We again begin by presuming a resolution of the conjectural stasis: specifically, that the analysis of genetic material for research purposes can produce a variety of results. Next, at the level of definitional stasis, we consider the ways in which this stored genetic data is similar to or different from other research data. Many consider genetic information to be sensitive and private, and expect that disclosure of this information could bring about harms. There is also a possibility that people could be reidentified with genomic data and some basic demographic information. In this way, genetic data demonstrate both similarities and differences with other types of research data, and in some respects are quite similar to data stored by institutions for financial purposes.

We can then evaluate similarities and differences by drawing on the principles of biomedical ethics. Researchers can demonstrate respect for individuals’ autonomy by eliciting and honoring their privacy preferences. However, policies must consider the trade-offs between restrictive data-sharing policies and the benefits that might be attained through the open sharing of genomic research data. The principle of beneficence supports the sharing of deidentified data so that patient populations might benefit from new discoveries. The principle of justice requires that data-sharing and oversight policies are developed in such a way that diverse communities will be willing to participate in research, and thus increase the chances that these communities will also experience a fair share of the benefits from research (Fullerton 2011).

One possible policy outcome is that genomic test results, like other medical tests and personally identifiable material, deserve robust policy protections. We base this policy outcome on the fact that genomic test results may contain information about a person that ought to be protected.
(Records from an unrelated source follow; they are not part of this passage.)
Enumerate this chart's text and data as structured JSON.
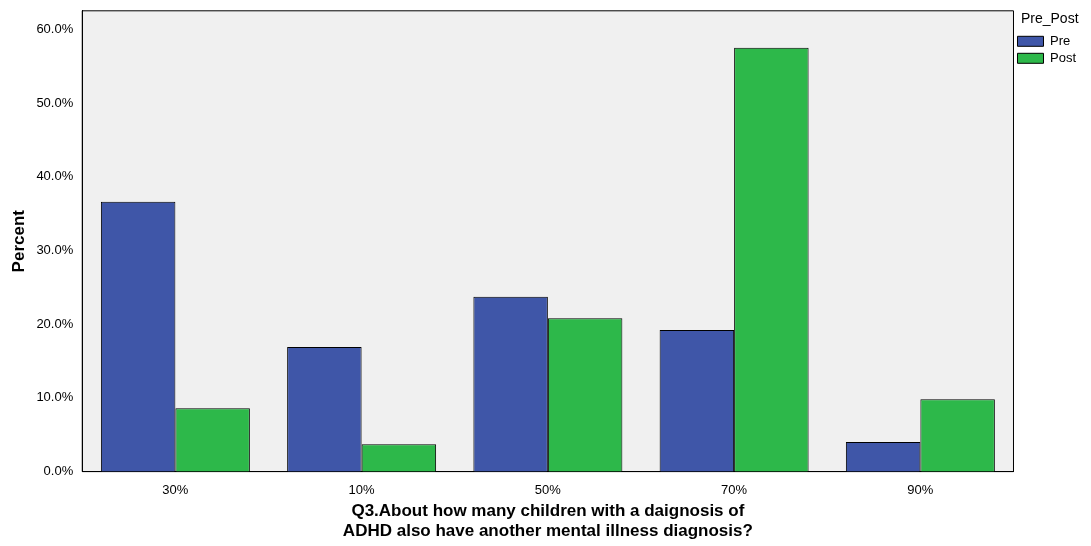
{
  "chart_data": {
    "type": "bar",
    "xlabel": "Q3.About how many children with a daignosis of ADHD also have another mental illness diagnosis?",
    "ylabel": "Percent",
    "legend_title": "Pre_Post",
    "categories": [
      "30%",
      "10%",
      "50%",
      "70%",
      "90%"
    ],
    "series": [
      {
        "name": "Pre",
        "color": "#3f56a8",
        "values": [
          36.6,
          16.9,
          23.7,
          19.2,
          4.0
        ]
      },
      {
        "name": "Post",
        "color": "#2db84a",
        "values": [
          8.6,
          3.7,
          20.8,
          57.5,
          9.8
        ]
      }
    ],
    "ylim": [
      0,
      62.5
    ],
    "yticks": [
      {
        "value": 0,
        "label": "0.0%"
      },
      {
        "value": 10,
        "label": "10.0%"
      },
      {
        "value": 20,
        "label": "20.0%"
      },
      {
        "value": 30,
        "label": "30.0%"
      },
      {
        "value": 40,
        "label": "40.0%"
      },
      {
        "value": 50,
        "label": "50.0%"
      },
      {
        "value": 60,
        "label": "60.0%"
      }
    ],
    "grid": false,
    "legend": "top right"
  }
}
Yet we cannot place so many restrictions that it becomes logistically impossible to share genomic data for secondary studies, given the potential benefits to society that shared resources would bring. Data can be shared with other investigators, but appropriate oversight measures should be in place to manage, in light of contextual factors, who will be allowed to access the information and to ensure that the data are used in ways that will reduce the risk of harm to donors. To address concerns about privacy, networked biorepositories should establish firewalls, protections, safeguards, and data access committees, and utilize closed or controlled access to limit the amount of data that is shared.

CONCLUSION

Health systems and users of genomic technology are increasingly contemplating the development of policies and practices that will facilitate the use of genomic information for clinical care and other social purposes. While the idiom of genomic contextualism will not solve all of the policy and practice debates that have arisen in the fields of genetics and genomics, we do believe that this analysis will help identify settings where meaningful debate has stalled as a result of genetic exceptionalism, a rhetorical oversimplification that has outlived its usefulness. This new idiom is better suited to the considerable tasks at hand, and provides a strategy for incorporating both similarities and differences into debates where context matters. The use of stasis theory can be utilized in many more areas of genomics, and can help to resolve debates around return of results, protecting against reidentifying participants, incorporation of genomics into electronic health records, and use of DNA in forensic settings or with genetic ancestry testing. We hope the genetics, bioethics, and health policy communities will remove the idiom of genetic exceptionalism from their rhetorical repertoire and join us instead in a more productive idiom for debate.